Since all of the GPU's processors run in lockstep (it's a SIMD machine), the test to decide whether not to do something takes time - whereas doing it redundantly comes 'for free'. So rather than flagging which pairs of objects to compare, it'll probably be significantly FASTER to just mindlessly compare them all!

Also, the results come in the form of a big block of results - all of which arrive in parallel. Again - it's vastly faster to mindlessly read back all of the results than it is to read back a flag - then test the flag - then conditionally read back results.

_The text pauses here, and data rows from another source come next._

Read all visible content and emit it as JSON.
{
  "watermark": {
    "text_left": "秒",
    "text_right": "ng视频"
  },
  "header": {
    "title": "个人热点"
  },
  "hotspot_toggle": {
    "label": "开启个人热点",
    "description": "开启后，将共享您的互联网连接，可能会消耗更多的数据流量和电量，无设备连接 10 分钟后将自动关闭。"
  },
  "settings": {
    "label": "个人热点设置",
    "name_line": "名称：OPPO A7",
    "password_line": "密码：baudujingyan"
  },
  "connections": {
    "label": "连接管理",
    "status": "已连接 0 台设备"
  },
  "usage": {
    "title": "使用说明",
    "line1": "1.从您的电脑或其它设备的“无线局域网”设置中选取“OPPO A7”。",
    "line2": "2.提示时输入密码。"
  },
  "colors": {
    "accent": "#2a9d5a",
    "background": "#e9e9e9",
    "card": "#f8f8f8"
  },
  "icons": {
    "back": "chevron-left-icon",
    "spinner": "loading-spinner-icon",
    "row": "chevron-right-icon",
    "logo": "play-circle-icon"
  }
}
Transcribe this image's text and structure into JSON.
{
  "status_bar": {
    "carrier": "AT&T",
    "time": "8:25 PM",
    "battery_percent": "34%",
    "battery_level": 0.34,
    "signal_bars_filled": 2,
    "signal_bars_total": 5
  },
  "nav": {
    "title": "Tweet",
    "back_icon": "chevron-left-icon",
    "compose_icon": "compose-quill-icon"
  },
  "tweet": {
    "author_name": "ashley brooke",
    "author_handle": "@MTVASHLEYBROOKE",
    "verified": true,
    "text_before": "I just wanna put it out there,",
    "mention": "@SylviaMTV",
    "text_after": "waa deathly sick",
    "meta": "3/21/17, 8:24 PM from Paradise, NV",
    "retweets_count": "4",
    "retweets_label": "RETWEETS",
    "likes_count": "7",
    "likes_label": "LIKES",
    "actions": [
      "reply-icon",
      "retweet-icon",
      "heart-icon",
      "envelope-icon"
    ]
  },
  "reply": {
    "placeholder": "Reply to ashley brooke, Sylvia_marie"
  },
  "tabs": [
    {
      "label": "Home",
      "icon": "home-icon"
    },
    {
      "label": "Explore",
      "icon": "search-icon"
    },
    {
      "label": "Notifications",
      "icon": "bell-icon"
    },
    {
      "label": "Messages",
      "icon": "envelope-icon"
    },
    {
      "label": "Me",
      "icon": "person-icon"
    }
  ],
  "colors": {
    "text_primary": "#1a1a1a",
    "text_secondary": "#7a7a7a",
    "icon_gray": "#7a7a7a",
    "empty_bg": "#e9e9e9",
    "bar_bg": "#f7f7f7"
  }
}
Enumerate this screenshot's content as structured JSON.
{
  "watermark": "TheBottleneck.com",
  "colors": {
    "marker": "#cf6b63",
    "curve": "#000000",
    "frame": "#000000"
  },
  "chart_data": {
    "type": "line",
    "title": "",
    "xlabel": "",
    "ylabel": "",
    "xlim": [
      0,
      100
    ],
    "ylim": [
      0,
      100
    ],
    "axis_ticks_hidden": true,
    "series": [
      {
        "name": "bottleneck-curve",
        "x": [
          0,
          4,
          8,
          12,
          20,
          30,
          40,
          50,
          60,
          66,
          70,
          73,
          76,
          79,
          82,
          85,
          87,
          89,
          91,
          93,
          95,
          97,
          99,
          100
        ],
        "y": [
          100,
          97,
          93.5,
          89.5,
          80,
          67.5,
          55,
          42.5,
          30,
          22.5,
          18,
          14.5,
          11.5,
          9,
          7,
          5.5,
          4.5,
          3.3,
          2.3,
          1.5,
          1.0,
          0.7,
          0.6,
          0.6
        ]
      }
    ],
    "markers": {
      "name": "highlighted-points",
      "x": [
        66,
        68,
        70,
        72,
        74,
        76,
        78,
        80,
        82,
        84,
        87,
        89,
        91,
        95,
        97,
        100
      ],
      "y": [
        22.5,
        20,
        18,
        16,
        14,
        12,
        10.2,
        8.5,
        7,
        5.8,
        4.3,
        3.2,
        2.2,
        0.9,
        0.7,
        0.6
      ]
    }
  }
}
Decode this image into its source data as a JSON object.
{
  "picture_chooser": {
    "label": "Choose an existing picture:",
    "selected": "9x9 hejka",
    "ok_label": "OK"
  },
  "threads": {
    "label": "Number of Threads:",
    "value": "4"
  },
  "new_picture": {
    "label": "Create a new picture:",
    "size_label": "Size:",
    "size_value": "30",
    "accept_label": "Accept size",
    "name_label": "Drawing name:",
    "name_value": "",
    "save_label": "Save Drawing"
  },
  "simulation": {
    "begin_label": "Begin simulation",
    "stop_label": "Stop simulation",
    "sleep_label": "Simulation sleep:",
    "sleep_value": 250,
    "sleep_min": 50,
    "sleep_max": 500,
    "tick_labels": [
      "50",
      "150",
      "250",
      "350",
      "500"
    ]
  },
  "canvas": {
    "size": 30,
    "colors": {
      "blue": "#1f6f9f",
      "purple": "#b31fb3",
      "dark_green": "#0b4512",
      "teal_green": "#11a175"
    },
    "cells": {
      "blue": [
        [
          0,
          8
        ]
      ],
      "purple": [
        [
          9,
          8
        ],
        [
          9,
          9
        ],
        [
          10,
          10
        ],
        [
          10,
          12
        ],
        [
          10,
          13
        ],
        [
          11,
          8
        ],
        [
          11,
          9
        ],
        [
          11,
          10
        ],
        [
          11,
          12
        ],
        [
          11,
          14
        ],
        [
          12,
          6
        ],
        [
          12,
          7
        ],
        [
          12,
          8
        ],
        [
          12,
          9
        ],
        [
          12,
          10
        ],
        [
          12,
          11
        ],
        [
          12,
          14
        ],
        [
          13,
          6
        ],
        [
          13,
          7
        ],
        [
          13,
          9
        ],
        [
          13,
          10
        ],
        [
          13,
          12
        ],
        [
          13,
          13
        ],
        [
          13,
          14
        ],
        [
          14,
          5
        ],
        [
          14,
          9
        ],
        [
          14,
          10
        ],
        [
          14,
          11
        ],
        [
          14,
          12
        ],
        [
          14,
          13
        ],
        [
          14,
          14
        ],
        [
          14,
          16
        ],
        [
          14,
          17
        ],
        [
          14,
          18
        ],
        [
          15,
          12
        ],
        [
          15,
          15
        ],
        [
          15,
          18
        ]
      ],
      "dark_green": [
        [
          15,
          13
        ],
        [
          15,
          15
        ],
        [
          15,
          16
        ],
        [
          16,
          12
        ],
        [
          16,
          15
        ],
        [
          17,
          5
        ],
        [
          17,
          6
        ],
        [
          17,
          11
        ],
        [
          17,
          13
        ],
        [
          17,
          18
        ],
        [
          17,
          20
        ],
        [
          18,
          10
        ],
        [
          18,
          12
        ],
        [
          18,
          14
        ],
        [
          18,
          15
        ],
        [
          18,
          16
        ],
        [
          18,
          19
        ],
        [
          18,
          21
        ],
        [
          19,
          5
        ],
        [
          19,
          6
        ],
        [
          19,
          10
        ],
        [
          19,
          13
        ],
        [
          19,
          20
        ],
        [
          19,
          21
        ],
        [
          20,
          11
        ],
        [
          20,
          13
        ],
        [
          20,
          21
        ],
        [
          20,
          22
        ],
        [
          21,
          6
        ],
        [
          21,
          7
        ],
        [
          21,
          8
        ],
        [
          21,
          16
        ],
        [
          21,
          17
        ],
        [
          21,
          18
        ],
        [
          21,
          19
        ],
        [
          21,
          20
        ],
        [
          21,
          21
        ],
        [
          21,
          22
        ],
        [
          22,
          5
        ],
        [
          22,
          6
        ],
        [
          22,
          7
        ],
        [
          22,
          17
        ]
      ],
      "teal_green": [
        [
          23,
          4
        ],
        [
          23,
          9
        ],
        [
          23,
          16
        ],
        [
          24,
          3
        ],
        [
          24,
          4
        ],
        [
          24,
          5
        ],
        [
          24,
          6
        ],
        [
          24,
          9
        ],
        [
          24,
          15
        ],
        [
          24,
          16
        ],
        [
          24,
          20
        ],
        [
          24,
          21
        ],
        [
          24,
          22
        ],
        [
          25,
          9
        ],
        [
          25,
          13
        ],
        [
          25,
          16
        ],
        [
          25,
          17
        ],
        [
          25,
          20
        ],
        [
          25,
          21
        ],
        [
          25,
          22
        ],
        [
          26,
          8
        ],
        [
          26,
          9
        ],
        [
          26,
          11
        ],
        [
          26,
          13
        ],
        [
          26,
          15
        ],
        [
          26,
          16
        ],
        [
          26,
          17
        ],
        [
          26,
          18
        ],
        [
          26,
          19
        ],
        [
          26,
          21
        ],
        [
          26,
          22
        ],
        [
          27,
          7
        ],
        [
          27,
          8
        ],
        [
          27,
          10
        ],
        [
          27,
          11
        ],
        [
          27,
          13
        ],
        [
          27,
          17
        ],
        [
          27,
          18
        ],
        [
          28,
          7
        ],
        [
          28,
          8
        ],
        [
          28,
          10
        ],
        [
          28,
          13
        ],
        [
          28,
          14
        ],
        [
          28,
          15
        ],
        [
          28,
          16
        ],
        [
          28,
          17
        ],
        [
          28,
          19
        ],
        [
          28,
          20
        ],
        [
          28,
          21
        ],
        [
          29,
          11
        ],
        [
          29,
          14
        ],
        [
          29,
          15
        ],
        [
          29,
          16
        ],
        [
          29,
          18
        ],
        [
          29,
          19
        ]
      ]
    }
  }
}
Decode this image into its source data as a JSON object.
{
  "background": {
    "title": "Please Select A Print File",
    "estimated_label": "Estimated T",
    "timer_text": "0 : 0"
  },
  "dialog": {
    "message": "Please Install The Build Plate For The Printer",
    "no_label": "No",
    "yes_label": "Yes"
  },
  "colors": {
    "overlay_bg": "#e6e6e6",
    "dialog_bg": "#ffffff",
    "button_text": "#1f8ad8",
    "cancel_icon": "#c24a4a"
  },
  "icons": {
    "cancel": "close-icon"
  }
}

We can't treat the GPU as a fast CPU - in fact, each individual processor isn't really all that fast. Where we get speed is from the insane parallelism (48 CPU's!).
At the end of the frame, we just read back the AABB's, to update the broadphase on CPU, and readback the transforms, ONLY for the objects that we expressed interest in. This is encoded in the broadphase bitmap.
When reading things back into the CPU from the GPU, the setup time totally dwarfs the bandwidth considerations (especially on PCI-express). So rather than picking the half dozen objects we care about and incurring a half dozen setup costs - it'll probably be significantly faster to mindlessly read them all back - incurring just one setup cost.

But the tradeoff depends on the ratio of the number of objects out there versus the number we care about compared to the ratio of data transfer time to setup time.
Please also see broadphase description in page 10 of the Bullet user manual
Comparison of a vast number of AABB's to one particular AABB is something the GPU can do insanely fast. So the cost to compare every AABB with every other AABB is going to be fairly small - even if we did it mindlessly and without any kind of finesse at all.

So Broadphase and midphase might end up being parallelizable for relatively low cost. (Of the order of one or two polygons per object - which has to be seen in the context of the time needed to render that object - which might be made of dozens of polygons).

Narrowphase seems like something we need to do on the CPU...but I don't know enough about this stuff.